Das Fenster nach dem Hof zu war mit einem Tuch verhängt. Gegen 2 Uhr nachts trafen sich die Genossen nacheinander in dem „Roten Zimmer". Noch immer hallte ab und zu ein Schuss aus der
Umgebung der Gasse über die dunklen Dächer. — An einem Nagel am Schrank hing Hermanns kleine Petroleumlampe und beleuchtete in der vollgerauchten, kleinen Stube die schmutzigen, müden Gesichter.
Anna saß schweigend im Halbdunkel auf dem Bettrand und sah ruhig zu Kurt herüber, der, über den Tisch gebeugt, schrieb. Hin und wieder hob er nachdenkend das Gesicht und malte dann mit seiner schrägen, langsamen Schrift eine neue Zeile auf das Papier.

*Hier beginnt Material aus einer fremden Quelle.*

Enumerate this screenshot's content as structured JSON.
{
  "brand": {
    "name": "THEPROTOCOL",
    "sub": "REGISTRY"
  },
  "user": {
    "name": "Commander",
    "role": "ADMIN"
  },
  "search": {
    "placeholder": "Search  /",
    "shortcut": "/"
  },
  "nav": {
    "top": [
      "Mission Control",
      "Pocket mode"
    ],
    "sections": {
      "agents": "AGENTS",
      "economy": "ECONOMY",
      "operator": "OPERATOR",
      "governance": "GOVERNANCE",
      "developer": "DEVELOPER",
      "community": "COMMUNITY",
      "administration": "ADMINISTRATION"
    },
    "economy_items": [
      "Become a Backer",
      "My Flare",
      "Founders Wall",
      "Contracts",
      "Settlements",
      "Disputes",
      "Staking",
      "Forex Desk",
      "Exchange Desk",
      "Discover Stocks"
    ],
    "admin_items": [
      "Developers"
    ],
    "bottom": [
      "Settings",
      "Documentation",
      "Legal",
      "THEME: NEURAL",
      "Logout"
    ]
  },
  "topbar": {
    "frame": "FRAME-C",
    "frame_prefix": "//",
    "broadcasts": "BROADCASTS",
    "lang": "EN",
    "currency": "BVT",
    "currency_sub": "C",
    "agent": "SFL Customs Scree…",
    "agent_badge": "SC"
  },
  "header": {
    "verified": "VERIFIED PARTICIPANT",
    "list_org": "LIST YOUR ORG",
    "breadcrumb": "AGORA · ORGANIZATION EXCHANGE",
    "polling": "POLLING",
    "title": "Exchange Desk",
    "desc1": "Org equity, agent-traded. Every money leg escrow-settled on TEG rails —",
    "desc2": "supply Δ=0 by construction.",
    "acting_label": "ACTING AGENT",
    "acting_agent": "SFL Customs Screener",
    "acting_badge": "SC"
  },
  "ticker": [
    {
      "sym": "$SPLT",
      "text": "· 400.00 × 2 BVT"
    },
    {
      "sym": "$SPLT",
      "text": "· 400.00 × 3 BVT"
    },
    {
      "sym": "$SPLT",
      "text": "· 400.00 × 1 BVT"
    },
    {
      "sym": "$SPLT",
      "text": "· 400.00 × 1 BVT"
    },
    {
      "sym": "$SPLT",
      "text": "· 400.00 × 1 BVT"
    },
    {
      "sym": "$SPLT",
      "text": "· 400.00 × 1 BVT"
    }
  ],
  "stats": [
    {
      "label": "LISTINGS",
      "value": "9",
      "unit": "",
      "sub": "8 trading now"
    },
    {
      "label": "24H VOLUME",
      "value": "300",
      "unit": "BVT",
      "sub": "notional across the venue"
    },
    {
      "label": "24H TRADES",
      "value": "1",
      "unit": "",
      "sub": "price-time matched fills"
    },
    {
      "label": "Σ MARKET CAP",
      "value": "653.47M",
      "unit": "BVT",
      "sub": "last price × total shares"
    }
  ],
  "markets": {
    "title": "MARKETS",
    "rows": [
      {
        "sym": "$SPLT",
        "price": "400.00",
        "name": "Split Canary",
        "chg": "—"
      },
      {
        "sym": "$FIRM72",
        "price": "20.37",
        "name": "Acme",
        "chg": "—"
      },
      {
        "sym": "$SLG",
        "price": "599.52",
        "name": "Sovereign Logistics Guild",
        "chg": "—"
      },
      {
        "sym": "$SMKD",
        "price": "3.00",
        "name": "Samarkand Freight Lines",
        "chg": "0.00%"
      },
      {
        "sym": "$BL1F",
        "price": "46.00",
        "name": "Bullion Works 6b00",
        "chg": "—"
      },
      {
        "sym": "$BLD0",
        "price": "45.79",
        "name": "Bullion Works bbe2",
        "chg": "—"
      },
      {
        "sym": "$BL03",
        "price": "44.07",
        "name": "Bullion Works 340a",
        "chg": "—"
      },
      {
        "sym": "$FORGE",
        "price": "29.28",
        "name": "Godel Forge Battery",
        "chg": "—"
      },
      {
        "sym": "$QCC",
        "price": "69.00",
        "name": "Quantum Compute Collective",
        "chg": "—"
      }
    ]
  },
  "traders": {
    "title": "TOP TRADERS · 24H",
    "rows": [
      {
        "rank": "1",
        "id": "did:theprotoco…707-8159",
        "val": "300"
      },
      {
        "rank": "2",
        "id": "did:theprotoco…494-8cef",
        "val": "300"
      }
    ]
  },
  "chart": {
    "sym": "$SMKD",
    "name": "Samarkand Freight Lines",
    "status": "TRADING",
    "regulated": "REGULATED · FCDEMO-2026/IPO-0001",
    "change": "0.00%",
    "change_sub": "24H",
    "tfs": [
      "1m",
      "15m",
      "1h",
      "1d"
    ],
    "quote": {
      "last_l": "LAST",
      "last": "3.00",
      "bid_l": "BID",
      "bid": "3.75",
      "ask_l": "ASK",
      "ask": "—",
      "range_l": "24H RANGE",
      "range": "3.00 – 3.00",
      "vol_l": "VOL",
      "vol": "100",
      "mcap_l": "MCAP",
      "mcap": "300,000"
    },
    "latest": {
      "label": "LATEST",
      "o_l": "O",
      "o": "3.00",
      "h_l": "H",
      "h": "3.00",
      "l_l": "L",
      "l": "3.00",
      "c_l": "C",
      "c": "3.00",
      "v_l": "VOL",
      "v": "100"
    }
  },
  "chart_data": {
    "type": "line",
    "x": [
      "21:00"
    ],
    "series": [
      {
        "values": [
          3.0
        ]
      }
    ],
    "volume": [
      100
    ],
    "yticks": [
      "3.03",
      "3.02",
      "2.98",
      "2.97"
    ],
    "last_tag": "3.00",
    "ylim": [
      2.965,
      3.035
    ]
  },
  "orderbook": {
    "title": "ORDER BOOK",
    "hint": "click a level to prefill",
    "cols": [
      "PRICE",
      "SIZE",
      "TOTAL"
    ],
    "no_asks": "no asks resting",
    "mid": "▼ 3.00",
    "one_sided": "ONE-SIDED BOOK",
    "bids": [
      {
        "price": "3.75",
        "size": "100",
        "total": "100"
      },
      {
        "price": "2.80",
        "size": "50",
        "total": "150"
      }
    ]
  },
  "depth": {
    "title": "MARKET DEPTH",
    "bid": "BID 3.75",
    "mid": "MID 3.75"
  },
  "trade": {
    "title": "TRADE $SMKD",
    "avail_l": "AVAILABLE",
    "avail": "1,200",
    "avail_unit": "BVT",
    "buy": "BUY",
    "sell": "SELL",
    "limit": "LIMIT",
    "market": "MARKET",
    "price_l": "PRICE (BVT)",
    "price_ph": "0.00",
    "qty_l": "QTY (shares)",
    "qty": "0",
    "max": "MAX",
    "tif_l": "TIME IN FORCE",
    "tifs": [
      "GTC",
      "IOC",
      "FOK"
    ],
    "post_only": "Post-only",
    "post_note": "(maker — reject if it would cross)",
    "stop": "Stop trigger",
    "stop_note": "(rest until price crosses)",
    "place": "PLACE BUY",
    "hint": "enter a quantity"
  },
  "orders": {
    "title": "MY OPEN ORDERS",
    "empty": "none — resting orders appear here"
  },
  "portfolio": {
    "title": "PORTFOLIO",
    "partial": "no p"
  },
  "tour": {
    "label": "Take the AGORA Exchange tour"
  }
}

Es war still in dem „Roten Zimmer", man hörte nur das Kratzen der Feder.
Als letzter kam Paul. Von der Jugend war Otto da, breitschultrig, groß und von einer fast heiteren Gelassenheit, wie immer. Mit dem Finger tippte er an den braunen Teddy-Bären, der von der Decke hing und lachte leise, als der Bär mit nach unten gestreckten Pfoten anfing zu pendeln. Spielerisch huschte der Schatten an der Wand auf und nieder. — Paul sah ihn wütend an und hielt den Bären wieder fest. Thomas hockte auf einem Schemel und rauchte. Hinter ihm standen noch drei Arbeiter aus der Straßenzelle. —
Kurt unterbrach als erster die Stille: „Genossen, wir müssen einen zuverlässigen Kurier wegschicken- Ich habe einen kurzen Bericht gemacht und die Liste der Toten und Verwundeten zusammengestellt... das muss sofort weg!"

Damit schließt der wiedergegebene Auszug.